Texas Democratic powerbrokers are quietly promoting rising star Julian Castro as a consensus building leader with bipartisan support as they position the charismatic San Antonio mayor for the party’s 2016 presidential ticket.
In Julian Castro, who vaulted into the American spotlight at the Democratic National Convention last September, Democrats believe they have what one party leader called “the next Obama” who could be vital to retaining the White House.
The 38-year-old mayor would give Democrats the inside track to the ever-increasing Latino vote, which is expected to be even more pivotal in 2016 than it has ever been.
But Castro’s political Achilles heel is that his home state has been solidly red for a generation and that, even with Texas’s large Hispanic vote, Democrats have not won a statewide race in almost two decades.
Top Democratic leaders, though, believe that Castro would give the party a unique opportunity to capture the state’s 38 electoral votes in 2016, given his pull among Latinos as well as by positioning him as a consensus builder along the lines of Texas legend Lyndon Johnson.
The Texas electoral votes together with the 55 of solidly blue state California could potentially give a Democratic nominee 93 electoral votes, more than a third of the 270 needed for election.
Some Texas Democrats who are preparing behind-the-scenes to soon begin working on Hillary Clinton’s 2016 presidential campaign are even wishfully talking about a Hillary-Julian dream ticket.

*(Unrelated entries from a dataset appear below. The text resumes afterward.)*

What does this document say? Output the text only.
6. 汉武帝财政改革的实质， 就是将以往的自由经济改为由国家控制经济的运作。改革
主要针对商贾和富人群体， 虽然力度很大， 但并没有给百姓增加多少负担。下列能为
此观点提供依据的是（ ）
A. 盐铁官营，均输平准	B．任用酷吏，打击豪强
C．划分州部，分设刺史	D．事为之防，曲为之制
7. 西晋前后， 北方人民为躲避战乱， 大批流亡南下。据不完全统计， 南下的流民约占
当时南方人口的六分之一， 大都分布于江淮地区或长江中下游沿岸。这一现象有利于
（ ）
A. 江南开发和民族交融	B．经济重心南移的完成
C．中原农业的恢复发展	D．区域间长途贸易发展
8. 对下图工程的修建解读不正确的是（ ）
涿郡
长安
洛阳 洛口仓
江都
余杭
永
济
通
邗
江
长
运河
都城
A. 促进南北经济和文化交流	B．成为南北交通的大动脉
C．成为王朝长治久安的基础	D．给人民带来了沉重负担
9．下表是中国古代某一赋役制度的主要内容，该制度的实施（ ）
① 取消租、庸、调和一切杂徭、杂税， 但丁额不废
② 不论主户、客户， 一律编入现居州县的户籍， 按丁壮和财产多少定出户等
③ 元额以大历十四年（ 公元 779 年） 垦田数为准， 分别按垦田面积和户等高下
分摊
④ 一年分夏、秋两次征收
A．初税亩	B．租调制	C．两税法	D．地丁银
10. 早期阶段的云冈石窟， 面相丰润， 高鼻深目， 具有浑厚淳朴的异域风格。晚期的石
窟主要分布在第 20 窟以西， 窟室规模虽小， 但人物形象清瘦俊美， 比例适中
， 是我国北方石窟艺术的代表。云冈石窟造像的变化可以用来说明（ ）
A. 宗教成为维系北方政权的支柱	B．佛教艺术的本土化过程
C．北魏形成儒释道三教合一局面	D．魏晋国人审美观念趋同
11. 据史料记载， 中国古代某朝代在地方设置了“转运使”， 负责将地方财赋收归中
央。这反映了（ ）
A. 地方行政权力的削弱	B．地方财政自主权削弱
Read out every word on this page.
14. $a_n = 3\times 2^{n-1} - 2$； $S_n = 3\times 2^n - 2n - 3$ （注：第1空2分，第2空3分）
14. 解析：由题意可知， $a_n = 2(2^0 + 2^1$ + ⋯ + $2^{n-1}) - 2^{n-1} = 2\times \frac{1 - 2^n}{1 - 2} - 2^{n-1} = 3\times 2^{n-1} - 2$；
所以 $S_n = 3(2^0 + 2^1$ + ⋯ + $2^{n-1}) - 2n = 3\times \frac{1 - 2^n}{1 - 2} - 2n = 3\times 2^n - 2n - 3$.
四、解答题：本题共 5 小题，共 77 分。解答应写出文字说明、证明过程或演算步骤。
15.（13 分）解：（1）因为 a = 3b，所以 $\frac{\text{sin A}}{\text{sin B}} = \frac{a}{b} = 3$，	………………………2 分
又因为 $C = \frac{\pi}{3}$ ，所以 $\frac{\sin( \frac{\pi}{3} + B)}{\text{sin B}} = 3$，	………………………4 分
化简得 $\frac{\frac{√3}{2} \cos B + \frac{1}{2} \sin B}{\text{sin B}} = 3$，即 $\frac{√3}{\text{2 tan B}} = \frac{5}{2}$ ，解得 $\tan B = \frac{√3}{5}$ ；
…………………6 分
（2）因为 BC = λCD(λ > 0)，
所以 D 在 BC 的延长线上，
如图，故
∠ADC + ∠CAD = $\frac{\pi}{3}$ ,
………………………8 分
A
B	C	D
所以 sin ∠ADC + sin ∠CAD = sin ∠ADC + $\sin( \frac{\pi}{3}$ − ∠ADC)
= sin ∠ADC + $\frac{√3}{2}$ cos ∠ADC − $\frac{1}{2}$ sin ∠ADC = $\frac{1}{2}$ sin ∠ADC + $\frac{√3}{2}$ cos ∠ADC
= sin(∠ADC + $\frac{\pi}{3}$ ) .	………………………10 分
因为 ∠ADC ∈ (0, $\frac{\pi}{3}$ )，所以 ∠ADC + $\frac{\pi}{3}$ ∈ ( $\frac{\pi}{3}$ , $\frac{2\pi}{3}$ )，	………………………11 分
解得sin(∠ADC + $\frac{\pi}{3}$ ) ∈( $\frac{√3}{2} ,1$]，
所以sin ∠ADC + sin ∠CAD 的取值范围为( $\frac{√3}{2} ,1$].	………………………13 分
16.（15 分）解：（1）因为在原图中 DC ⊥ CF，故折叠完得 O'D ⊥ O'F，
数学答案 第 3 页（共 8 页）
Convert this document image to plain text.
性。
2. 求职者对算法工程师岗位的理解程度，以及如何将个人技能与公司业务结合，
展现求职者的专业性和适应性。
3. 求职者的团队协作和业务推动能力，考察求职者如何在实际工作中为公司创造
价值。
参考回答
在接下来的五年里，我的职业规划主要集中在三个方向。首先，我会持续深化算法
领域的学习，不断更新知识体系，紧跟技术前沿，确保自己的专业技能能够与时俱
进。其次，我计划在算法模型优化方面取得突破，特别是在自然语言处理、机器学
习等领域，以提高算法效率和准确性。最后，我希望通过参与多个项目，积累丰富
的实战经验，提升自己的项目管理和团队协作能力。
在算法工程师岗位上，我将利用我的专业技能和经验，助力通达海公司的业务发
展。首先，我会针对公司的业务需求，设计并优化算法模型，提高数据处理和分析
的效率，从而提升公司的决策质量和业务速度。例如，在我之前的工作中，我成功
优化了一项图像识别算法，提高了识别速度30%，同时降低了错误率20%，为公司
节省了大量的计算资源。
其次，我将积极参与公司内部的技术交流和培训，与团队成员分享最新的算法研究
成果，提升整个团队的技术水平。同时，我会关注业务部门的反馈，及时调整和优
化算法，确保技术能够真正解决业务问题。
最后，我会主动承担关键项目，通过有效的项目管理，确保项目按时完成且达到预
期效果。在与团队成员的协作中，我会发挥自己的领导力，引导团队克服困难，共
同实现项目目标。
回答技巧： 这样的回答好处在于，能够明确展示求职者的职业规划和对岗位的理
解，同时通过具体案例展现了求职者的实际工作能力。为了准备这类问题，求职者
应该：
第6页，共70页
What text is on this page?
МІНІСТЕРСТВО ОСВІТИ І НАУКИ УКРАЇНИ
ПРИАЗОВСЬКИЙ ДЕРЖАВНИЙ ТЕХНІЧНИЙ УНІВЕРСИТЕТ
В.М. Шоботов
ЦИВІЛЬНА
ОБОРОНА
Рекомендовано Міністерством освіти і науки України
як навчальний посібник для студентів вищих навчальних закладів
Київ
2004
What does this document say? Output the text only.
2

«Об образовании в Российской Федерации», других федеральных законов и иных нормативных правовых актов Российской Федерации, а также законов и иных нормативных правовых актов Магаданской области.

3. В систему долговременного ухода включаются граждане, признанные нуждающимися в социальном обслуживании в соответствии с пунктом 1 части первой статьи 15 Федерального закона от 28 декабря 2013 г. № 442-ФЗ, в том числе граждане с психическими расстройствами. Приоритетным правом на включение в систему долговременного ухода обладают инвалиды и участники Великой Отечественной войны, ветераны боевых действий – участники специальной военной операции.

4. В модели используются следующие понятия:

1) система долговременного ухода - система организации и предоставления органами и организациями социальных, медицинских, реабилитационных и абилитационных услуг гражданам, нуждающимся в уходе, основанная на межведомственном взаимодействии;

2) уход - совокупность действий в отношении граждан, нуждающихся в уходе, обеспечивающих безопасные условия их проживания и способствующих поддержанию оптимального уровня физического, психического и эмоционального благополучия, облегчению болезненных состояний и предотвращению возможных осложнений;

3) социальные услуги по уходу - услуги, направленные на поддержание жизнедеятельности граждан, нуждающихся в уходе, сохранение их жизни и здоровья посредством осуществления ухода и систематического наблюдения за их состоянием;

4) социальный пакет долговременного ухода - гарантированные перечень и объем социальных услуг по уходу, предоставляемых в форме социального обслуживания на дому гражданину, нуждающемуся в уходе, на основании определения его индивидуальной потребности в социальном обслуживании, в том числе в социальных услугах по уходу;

But the Democrats hoping to groom Castro into a national candidate are urging supporters to rein in such talk.
Julian Castro’s national image
Julian Castro, meanwhile, has been carefully developing the national image that got a rocket boost with his speech as the keynote speaker of the Democratic National Convention, the same role that in 2004 kicked off Obama’s presidential dreams.
Castro has been in high demand at speaking engagements around the country, and he is expected to have a formal introduction to Washington next month at the president’s inauguration as well as at his brother Joaquin’s swearing-in as one of Texas’ newest Congressmen.
It all has made talk of a Latino presidency inevitable, and Castro has not shied away from the discussion.
“I’m confident that with all the progress that the United States has made, people from many different backgrounds will become presidents in my lifetime,” he said in a recent interview.
“So I do believe that within the next generation there will be a Latino president, and it will be someone who represents everyone, who is an American president, not a Latino president.”